Christopher Eddy from Sun Ra Arkive: The
history of Sun Ra, Alton Abraham and Saturn Research’s business dealings is a
long a convoluted one, with an endless trail of agreements, infringements, and
disarray. It appears that many of these problems persist. How do you intend to
“organize the organization”?
Irwin Chusid, Administrator for Sun Ra
LLC: I undertook representation of Sun Ra LLC—the
heirs who lawfully own the recordings and publishing (Enterplanetary Koncepts,
a BMI company)—in December 2013, but it was not a management or administrative
position per se. It provided me with authority to make inquiries, request
documents, and challenge alleged malefactors. In late July 2014, we formalized
the arrangement with a more detailed agreement that expands my authorities and
makes me the de facto administrator.
One of the first things I did early on was to
forge an alliance between the LLC as rights owners and Michael, who has custody
of countless archival session tapes. The LLC owns the rights—I’ve conclusively
established chain-of-title from Sun Ra’s death thru several intra-family
transfers of his assets, but always with the same principals. There were legal,
financial, and geographic reasons why the assets went from conservatorship to
estate, to Alabama-based ‘S’ corporation, and finally to Georgia-based LLC.
There are no gaps.
Michael, who played drums for Sun Ra and lived
at Saturn House during the 1970s, was Sun Ra’s designated tape librarian.
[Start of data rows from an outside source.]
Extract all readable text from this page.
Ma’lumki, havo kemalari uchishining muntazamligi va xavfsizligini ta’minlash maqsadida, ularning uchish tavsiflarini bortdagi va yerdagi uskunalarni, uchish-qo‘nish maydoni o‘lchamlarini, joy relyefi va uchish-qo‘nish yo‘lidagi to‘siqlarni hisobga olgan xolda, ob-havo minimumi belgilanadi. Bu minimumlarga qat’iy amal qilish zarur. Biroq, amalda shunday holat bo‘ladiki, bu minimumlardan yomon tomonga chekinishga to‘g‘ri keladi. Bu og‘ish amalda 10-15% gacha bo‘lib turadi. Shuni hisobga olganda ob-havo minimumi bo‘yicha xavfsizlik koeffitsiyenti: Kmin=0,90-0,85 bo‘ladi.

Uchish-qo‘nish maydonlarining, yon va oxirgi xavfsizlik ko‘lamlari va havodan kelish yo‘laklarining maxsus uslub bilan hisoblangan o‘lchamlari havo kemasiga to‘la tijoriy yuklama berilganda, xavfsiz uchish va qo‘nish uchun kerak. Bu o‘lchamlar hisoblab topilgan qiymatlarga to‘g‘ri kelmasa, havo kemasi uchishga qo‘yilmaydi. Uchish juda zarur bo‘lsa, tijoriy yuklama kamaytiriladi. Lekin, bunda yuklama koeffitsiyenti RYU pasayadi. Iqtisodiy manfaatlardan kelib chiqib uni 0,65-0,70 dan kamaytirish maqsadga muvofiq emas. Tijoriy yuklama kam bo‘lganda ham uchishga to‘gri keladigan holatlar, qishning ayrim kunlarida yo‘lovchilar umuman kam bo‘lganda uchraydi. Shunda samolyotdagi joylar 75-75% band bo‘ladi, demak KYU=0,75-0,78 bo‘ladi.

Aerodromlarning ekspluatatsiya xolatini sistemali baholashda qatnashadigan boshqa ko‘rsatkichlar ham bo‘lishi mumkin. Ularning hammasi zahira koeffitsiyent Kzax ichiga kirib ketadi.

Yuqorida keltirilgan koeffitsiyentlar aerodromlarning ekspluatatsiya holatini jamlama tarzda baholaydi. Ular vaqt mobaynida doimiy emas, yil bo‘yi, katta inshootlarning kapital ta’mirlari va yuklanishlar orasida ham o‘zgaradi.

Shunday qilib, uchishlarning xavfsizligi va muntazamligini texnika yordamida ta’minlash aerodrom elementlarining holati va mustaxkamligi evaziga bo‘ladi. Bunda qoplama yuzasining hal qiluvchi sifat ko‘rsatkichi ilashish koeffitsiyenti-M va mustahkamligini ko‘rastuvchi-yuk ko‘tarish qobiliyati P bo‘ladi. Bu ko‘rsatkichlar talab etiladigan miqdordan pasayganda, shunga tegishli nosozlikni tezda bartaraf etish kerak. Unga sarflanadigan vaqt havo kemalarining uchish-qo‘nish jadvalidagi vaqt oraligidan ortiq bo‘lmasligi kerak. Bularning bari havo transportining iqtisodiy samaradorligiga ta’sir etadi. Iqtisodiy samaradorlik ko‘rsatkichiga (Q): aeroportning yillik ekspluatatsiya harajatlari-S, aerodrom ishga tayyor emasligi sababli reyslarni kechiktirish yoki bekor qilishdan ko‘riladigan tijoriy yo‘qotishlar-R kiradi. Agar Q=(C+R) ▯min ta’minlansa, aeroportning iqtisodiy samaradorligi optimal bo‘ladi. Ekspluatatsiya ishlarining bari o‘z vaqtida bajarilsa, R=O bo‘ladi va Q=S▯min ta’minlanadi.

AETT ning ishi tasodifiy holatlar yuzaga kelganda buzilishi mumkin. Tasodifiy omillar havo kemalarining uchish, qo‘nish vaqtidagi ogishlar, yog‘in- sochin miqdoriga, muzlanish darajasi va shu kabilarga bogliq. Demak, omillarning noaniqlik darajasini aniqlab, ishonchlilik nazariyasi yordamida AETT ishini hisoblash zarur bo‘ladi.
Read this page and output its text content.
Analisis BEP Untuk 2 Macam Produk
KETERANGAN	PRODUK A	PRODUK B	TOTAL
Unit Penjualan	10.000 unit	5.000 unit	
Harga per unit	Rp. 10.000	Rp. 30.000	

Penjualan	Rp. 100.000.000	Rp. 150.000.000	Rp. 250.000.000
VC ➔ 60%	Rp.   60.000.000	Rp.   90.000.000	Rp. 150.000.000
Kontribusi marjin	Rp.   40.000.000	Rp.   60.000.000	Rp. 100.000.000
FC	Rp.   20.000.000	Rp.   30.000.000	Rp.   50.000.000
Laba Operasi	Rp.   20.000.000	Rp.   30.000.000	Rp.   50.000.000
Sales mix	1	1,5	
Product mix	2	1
Michael has devoted his life to the safekeeping of those reels and the historic
sounds embedded on magnetic plastic film. He’s compiled a meticulous database
of what’s on the tapes. He’s very protective of this collection and has a
spiritual connection to the music. He doesn’t have a “job”—he has a commitment.
There’s no way this material could be commercially developed without Michael’s
involvement. He is irreplaceable because he doesn’t just know the music and the
contents of tapes—he knows the history of Sun Ra and the various members of the
Arkestra. He can put everything in context, including people who have been
involved with the catalog over the years but aren’t directly connected to Sun
Ra or the Arkestra. Some of this history is documented on paper, some is in his
computers, and a lot of it is in his head. I love Michael for who he is and
what he does. But I worry about him—his health, his moodswings, his ability to
pay the rent. He has become extremely reclusive.
There has long been a tacit understanding
between the family and Michael, each acknowledging the other’s involvement and
role, neither interfering with the other, but with little communication and no
coordinated effort to run a business. It was obvious to me that these two sides
were dependent on each other, and each had an essential role. Business and art.
When ownership rights are disrespected or threatened from outside, both sides need
to cooperate to protect the realm. Hence, the new alliance. We now have a team
with coordinated goals.
And just to clarify one common
misunderstanding: there is no “Sun Ra estate.” There was, but it was closed in
1999 and the executrix, Marie Holston (a niece), was discharged. The estate was
replaced by Sun Ra, Inc., with Jenkins as managing director. That ‘S’
corporation was dissolved in 2005 and replaced by Sun Ra LLC, again with
Jenkins in charge. Same family principals in each case, with heirs replacing
decedents.
Alton Abraham tried twice in court during the
1990s to claim administrative rights over the estate. However, he couldn’t
produce a single document proving an active business partnership with Sun Ra at
the time of the latter’s death. Judicial decrees were issued denying his
claims. That said, anyone who knows the history of Sun Ra acknowledges that
without Alton Abraham, the world might never have known about Sun Ra, whose
career might not have progressed beyond the strip clubs of Calumet City. They,
too, were a team, dependent on each other, with complementary skills. But
strong personalities often clash. They went thru a nasty professional divorce,
and Sunny ended up owning the store. It was, after all, his music.
Michael Anderson and Irwin Chusid, September 2013.